Recently there have been numerous studies and reports on supplements to assist in the wellbeing of people both for their physical as well as mental health. One of the most exciting products that we have come across is CoQ10. What is CoQ10, and what do these studies show? Today we will look at what the Coq10 health benefits are and what they could mean for you. We are going to take a deep dive into all the information and find out just all the excitement is about, read ahead in our article titled Coq10 health benefits: 5 fun facts.
Coenzyme Q10 (CoQ10) is an antioxidant that is produced in the body naturally. The body cells use CoQ10 for maintenance and growth. Levels of CoQ10 in your body lessen as you age. CoQ10 levels have also been found to be less high in people with certain conditions, such as heart disease. CoQ10 is found in dietary sources such as whole grains, fish, and meat. But the amount of CoQ10 found in these dietary sources is not enough to increase CoQ10 levels in your body. CoQ10 might help treat:
- Parkinson’s disease
- Certain heart conditions
CoQ10 has shown a great performance in benefiting patients with certain cardiac diseases such as coronary artery disease, atherosclerosis, and heart failure. Cardiac cells are extremely sensitive to coenzyme Q10 deficiency. They have high energy requirements, and coenzyme q10 may be beneficial to the cardiac cells. CVD is the world’s leading cause of death, and evidence suggests that CoQ10 may have significant cardiovascular protective effects that help in preventing it. Statin therapy significantly reduces the stroke risk and heart attack, but within 6 months of treatment, almost 25% of patients quit. The reason is having side effects of the treatment that include weakness and muscle pain. In a 2014 randomized clinical study, seventy-five percent of statin users with muscle symptoms reported lessened pain after taking CoQ10 twice a day for 30 days, versus no measurable improvement in the placebo group
The human body produces coenzyme Q10 in adequate quantity to prevent deficiency. In the general population, there are no symptoms related to CoQ10 deficiency have been witnessed/observed. Poultry, meat, and fish are the major food sources of coenzyme Q10. It is believed that about ¼ of the CoQ10 in a person’s blood comes from dietary sources, with the rest produced internally. But amounts of the antioxidant in these foods are not high enough to boost levels in the body. Taking a CoQ10 supplement can elevate your levels and boost the benefits associated with CoQ10.
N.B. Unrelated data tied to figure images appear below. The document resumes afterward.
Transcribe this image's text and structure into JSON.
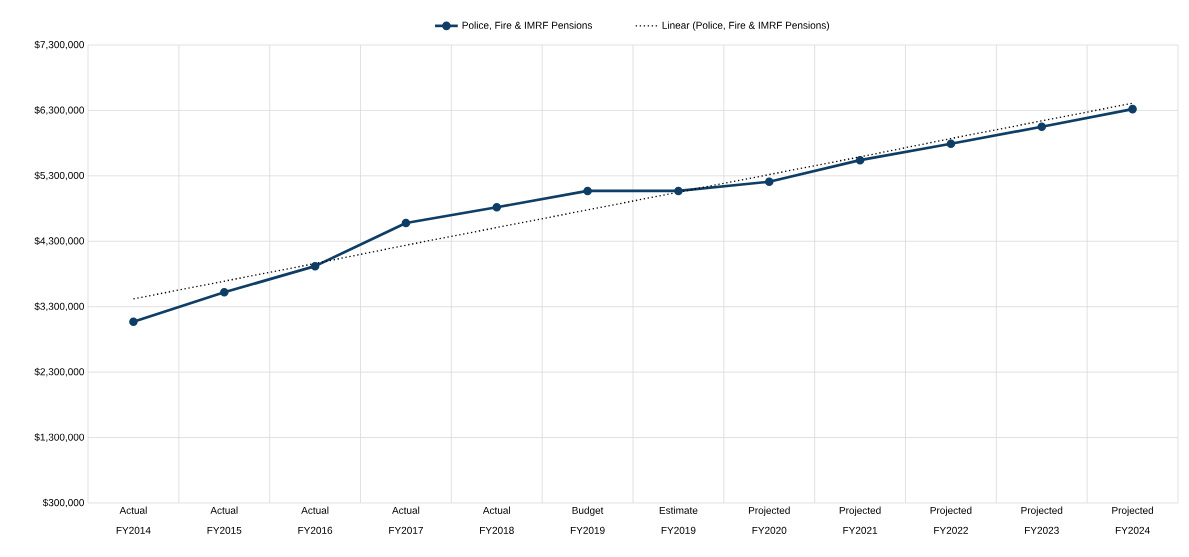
{
  "chart_data": {
    "type": "line",
    "categories": [
      "Actual FY2014",
      "Actual FY2015",
      "Actual FY2016",
      "Actual FY2017",
      "Actual FY2018",
      "Budget FY2019",
      "Estimate FY2019",
      "Projected FY2020",
      "Projected FY2021",
      "Projected FY2022",
      "Projected FY2023",
      "Projected FY2024"
    ],
    "series": [
      {
        "name": "Police, Fire & IMRF Pensions",
        "color": "#0e3d66",
        "marker": "circle",
        "line_style": "solid",
        "values": [
          3070000,
          3520000,
          3920000,
          4580000,
          4820000,
          5070000,
          5070000,
          5210000,
          5540000,
          5790000,
          6050000,
          6320000
        ]
      },
      {
        "name": "Linear (Police, Fire & IMRF Pensions)",
        "color": "#000000",
        "marker": "none",
        "line_style": "dotted",
        "values": [
          3420000,
          3690000,
          3960000,
          4240000,
          4510000,
          4780000,
          5050000,
          5320000,
          5590000,
          5870000,
          6140000,
          6410000
        ]
      }
    ],
    "ylim": [
      300000,
      7300000
    ],
    "yticks": [
      {
        "value": 300000,
        "label": "$300,000"
      },
      {
        "value": 1300000,
        "label": "$1,300,000"
      },
      {
        "value": 2300000,
        "label": "$2,300,000"
      },
      {
        "value": 3300000,
        "label": "$3,300,000"
      },
      {
        "value": 4300000,
        "label": "$4,300,000"
      },
      {
        "value": 5300000,
        "label": "$5,300,000"
      },
      {
        "value": 6300000,
        "label": "$6,300,000"
      },
      {
        "value": 7300000,
        "label": "$7,300,000"
      }
    ],
    "grid": true,
    "legend": "top"
  }
}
Coenzyme Q10 shows promise in the treatment of neurodegenerative disorders, such as Parkinson’s and Alzheimers disease. A few clinical trials have tested the effects of coenzyme Q10 supplementation in those who have Alzheimer’s and Parkinson’s, and some preliminary research indicates that the supplement may be helpful to such patients.
For example, animal-based research has shown that coenzyme Q10 may inhibit the overproduction of beta-amyloid. It is a protein fragment that forms the brain plaques associated with Alzheimer’s disease.
CoQ10 sparks the production of adenosine triphosphate (the body’s cellular fuel) when you supplement the right dosage of coenzyme Q10. The heart muscles consume a huge amount of energy and oxygen. CoQ10 essentially recharges the energy system in your heart. As a result, the heart muscles more efficiently pump blood. Also, it cleans up the destructive free radicals that are a by-product of the energy production process. When the body is low on CoQ10, most people think that this is due to the reason they are getting old, and it seems you are running on weak batteries. What they don’t realize is that the real cause is a deficiency.